The way I see it, (and i may very well be slightly off point) you have a corpus of 2000 docs 2 lists -> [Wpos] & [Wneg] with count[Wneg] a factor more than count[Wpos]

if you compute a [0-1] normalized tf-idf score for each term in the set [Wpos] & [Wneg] and sum them up for all words in each of those two sets, you get a score proportional to the count of positive words & negative words. Normalized here would mean using relative frequencies, rather than absolute freq. [I prefer calling the latter term counts]

This puts document_word_count based normalization out of picture and makes it implicit in the tf-idf step.

Now you have Two numbers, Sum(Positive normalized TF-IDFs) and Sum(Negative Normalized TF-IDFs) which you can individually normalize for your list sizes, and then use the two scores for sentiment classification. A dirty hack, and somewhat inefficient if you don't maintain a reverse index.

Second approach could be this. Use your Word List, both positive and negative, to do a Okapi BM25 scoring against your docs using the list as the query set. So you would get a BM25score for your docs. and you can use that to define sentiments.
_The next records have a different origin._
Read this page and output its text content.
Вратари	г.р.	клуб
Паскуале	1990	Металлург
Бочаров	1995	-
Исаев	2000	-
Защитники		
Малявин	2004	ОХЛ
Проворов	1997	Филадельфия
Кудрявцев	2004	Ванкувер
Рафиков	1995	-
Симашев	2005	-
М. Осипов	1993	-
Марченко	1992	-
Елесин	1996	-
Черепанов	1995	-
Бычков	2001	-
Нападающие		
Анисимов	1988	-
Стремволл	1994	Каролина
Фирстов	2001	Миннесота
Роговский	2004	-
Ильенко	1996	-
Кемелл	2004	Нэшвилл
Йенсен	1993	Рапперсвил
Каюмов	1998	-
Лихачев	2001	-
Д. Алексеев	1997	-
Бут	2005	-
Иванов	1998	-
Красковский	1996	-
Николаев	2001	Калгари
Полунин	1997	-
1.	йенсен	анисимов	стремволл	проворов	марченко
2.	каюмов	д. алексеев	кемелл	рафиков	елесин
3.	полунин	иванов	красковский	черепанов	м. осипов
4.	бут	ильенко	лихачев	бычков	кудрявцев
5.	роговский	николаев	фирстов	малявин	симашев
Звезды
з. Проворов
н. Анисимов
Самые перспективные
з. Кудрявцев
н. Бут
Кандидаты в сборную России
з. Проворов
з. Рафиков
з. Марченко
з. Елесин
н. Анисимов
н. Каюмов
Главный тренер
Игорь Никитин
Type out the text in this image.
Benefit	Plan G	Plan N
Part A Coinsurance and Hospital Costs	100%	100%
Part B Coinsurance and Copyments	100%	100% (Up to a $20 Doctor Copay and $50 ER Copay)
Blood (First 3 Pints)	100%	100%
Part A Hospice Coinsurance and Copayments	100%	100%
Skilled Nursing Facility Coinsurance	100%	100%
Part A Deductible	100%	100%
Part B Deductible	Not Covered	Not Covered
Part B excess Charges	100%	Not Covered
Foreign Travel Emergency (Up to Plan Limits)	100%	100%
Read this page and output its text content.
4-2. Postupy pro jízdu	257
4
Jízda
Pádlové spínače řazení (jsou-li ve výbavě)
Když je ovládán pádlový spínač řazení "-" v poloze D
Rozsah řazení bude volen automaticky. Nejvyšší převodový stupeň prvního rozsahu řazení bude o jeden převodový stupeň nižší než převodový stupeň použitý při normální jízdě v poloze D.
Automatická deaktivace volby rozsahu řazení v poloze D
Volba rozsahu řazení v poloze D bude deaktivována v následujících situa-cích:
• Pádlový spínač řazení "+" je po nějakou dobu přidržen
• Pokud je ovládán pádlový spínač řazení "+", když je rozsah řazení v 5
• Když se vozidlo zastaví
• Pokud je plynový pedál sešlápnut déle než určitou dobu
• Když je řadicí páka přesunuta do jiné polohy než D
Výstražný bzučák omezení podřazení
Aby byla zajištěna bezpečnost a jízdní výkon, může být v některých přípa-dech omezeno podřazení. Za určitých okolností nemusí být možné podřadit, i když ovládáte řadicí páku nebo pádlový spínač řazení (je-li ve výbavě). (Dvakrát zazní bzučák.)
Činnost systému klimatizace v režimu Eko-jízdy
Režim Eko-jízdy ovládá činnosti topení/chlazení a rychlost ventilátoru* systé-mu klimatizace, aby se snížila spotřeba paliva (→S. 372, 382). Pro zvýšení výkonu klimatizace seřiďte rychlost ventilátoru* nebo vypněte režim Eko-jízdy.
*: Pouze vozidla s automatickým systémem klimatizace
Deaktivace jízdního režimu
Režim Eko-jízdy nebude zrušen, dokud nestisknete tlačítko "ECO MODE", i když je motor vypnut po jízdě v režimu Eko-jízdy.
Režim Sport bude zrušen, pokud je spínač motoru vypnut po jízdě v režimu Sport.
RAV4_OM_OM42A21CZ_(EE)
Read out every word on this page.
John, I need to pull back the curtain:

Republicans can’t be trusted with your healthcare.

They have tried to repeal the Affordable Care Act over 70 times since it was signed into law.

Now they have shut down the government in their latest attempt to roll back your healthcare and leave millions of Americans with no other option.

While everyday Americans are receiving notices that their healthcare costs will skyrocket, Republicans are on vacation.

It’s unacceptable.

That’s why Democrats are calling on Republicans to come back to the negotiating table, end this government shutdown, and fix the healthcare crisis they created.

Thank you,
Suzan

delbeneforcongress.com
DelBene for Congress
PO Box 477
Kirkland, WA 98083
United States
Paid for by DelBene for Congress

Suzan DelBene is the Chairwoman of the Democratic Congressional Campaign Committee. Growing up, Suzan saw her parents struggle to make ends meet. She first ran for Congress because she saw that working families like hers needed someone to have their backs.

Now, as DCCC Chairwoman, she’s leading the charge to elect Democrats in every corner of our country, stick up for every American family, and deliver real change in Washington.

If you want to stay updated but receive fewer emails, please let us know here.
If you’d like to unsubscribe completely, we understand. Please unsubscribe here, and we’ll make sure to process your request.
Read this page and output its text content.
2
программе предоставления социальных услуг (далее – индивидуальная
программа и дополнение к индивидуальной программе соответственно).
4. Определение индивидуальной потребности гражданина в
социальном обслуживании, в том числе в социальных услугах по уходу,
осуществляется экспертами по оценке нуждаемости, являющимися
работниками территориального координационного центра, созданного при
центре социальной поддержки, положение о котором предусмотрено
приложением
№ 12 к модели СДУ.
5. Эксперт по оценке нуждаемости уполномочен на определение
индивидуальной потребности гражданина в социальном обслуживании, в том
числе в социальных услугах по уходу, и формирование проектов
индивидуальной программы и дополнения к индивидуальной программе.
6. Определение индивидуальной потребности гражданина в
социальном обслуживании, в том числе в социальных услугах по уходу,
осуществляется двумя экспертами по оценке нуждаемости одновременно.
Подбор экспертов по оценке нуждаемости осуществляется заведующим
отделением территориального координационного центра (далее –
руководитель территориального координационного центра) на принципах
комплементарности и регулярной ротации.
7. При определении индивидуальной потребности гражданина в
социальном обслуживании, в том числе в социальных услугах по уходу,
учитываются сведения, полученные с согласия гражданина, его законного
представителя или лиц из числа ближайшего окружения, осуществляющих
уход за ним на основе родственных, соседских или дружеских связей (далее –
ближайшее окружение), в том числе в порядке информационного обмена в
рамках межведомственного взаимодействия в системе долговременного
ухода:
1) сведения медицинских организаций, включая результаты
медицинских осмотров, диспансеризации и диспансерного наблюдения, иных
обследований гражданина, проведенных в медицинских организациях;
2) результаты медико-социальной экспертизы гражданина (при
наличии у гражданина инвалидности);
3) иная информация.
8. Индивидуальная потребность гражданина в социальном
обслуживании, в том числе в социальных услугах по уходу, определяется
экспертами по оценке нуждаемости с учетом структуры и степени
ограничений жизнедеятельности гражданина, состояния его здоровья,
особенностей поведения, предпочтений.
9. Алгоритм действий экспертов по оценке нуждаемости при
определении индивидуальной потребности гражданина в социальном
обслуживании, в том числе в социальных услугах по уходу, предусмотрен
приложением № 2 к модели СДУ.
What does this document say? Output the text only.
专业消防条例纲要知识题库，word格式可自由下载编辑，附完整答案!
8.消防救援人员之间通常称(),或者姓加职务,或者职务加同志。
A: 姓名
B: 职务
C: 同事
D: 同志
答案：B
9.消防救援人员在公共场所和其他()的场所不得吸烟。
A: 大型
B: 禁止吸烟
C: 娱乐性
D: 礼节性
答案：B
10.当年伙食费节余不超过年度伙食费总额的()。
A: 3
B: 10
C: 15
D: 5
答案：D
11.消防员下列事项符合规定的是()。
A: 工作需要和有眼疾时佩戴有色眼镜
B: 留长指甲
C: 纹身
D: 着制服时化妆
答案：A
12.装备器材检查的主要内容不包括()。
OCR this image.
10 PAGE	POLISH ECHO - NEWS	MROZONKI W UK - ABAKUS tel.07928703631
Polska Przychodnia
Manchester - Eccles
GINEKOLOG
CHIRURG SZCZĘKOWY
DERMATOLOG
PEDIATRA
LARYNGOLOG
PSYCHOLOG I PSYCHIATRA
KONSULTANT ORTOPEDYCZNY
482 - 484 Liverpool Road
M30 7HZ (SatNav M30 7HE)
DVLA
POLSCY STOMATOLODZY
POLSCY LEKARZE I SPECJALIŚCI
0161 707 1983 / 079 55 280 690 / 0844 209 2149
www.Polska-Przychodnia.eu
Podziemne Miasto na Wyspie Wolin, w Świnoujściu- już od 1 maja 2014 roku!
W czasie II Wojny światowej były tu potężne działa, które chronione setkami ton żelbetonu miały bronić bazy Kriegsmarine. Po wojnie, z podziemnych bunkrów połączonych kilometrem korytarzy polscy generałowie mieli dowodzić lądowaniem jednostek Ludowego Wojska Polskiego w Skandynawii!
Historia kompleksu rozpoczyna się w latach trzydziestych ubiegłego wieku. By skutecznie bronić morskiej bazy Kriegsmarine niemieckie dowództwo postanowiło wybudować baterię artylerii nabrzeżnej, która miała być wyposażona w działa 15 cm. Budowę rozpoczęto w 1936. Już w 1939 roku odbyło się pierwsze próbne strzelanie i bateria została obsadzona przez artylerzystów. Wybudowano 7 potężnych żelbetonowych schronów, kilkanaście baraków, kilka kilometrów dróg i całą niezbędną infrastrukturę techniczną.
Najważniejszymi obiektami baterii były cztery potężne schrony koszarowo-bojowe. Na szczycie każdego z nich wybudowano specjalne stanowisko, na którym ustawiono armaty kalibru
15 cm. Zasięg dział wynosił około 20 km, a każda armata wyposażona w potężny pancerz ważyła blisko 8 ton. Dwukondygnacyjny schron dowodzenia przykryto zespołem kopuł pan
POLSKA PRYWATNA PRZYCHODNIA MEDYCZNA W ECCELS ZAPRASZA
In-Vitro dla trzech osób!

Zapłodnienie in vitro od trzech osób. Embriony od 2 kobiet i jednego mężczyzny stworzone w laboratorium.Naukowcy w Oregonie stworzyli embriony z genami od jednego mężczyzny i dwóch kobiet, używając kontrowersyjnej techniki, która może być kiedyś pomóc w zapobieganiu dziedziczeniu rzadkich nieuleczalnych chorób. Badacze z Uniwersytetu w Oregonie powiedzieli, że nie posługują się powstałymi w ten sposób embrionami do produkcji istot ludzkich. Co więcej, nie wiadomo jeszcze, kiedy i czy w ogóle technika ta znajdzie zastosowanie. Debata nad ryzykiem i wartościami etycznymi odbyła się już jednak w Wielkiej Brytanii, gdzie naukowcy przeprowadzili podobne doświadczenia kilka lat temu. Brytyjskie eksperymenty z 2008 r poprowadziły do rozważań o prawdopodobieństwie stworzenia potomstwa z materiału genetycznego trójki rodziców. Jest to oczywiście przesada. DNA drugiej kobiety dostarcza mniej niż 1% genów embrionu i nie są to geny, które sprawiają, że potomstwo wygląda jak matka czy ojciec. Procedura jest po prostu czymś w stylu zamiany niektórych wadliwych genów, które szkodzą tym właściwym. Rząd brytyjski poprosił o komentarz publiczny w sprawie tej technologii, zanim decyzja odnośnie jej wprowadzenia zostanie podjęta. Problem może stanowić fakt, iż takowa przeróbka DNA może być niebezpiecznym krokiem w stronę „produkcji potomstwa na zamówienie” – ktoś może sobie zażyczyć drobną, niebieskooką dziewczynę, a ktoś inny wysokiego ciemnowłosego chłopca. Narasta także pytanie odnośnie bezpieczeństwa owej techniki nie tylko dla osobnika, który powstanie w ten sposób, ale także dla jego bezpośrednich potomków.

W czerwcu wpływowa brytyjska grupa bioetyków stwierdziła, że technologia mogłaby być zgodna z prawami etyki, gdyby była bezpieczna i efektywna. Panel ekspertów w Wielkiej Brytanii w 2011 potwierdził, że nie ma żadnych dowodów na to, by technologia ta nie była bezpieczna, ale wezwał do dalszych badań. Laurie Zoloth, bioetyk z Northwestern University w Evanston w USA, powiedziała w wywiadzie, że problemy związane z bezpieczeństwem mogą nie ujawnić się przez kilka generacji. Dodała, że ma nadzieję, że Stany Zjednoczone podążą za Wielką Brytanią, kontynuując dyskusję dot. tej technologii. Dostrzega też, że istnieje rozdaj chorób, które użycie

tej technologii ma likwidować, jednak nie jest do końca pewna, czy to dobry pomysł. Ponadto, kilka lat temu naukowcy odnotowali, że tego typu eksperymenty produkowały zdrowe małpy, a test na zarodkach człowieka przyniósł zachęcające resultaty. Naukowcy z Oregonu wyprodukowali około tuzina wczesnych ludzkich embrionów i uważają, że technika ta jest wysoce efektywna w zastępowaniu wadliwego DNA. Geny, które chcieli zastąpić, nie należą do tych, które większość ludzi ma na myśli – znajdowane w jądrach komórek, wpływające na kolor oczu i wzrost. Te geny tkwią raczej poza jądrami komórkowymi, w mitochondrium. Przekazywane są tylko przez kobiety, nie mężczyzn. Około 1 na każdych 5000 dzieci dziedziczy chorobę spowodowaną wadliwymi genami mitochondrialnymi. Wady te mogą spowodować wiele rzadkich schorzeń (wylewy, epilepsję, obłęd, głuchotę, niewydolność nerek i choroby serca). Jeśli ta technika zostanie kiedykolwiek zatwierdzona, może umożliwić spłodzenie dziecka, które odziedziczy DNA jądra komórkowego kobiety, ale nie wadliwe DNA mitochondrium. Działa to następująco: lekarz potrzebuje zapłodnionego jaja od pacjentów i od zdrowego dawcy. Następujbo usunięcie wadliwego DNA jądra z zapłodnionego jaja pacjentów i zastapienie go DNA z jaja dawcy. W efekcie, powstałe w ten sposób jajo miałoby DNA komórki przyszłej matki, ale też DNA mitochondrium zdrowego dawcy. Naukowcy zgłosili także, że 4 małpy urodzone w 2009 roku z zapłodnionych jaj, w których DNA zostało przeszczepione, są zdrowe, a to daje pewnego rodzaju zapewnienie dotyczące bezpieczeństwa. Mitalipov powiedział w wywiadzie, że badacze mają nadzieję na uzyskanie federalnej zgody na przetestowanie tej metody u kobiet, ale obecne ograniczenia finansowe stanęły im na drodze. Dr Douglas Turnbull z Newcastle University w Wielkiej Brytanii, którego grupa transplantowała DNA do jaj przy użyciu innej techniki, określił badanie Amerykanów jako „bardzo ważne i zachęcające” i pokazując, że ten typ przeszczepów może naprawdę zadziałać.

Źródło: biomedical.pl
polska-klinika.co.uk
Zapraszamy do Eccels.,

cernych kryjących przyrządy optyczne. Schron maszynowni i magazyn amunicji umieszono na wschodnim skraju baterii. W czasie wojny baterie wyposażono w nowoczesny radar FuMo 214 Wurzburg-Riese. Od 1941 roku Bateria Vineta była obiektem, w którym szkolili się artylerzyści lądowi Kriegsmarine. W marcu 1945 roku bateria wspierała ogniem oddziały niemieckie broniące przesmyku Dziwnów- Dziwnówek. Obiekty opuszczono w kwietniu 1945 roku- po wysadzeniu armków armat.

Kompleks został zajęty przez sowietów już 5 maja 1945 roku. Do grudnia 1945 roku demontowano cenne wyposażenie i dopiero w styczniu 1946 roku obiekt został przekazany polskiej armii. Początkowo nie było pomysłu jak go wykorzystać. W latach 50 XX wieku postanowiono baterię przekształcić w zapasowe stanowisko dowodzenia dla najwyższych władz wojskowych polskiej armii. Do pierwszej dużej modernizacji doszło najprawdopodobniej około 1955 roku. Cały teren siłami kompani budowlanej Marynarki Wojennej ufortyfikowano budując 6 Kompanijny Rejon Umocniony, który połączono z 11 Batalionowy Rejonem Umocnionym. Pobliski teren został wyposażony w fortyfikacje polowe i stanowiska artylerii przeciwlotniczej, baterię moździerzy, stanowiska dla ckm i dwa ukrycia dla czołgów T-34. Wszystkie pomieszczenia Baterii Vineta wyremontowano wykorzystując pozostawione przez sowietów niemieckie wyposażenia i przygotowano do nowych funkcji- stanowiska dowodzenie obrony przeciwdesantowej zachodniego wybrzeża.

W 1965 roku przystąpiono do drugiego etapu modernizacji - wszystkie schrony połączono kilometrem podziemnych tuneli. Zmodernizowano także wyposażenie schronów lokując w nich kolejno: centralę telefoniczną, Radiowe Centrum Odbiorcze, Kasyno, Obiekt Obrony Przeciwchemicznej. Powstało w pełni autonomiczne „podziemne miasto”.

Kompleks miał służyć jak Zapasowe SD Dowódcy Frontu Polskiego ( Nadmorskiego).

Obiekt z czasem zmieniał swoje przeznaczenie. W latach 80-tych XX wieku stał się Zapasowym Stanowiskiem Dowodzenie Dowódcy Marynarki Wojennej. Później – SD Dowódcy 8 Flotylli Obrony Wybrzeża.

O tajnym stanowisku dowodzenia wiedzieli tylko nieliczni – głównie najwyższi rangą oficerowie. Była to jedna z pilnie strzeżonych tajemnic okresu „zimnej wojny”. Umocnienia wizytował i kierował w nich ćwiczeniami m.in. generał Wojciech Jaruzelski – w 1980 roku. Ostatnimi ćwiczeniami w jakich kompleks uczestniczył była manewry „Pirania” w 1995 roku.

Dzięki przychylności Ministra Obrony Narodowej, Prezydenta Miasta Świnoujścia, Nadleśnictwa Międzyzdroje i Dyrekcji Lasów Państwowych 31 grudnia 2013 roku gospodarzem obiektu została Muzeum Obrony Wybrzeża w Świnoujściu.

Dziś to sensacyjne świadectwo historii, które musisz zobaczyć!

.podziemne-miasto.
Corpus - D Di = Document in the corpus you want to classify Query1 = {set of positive words} Query2 = {set of negative words}

PositiveScore = BM25(Query1, Di ) NegativeScore = BM25(Query2, Di )

Some Combination to do classification. if Positive > Negative Score : call it positive!

Just a thought. BM25 has some flexibility in tuning it for length normalizations. Check footnote.

PS: There is the British National Corpus too for word frequencies :)

[1]BM25 and normalizations. http://nlp.stanford.edu/IR-book/html/htmledition/okapi-bm25-...

1 comments

Wow, thank you so much for pointing out BM25 - hadn't heard of it but looks very cool. Implementing it ASAP.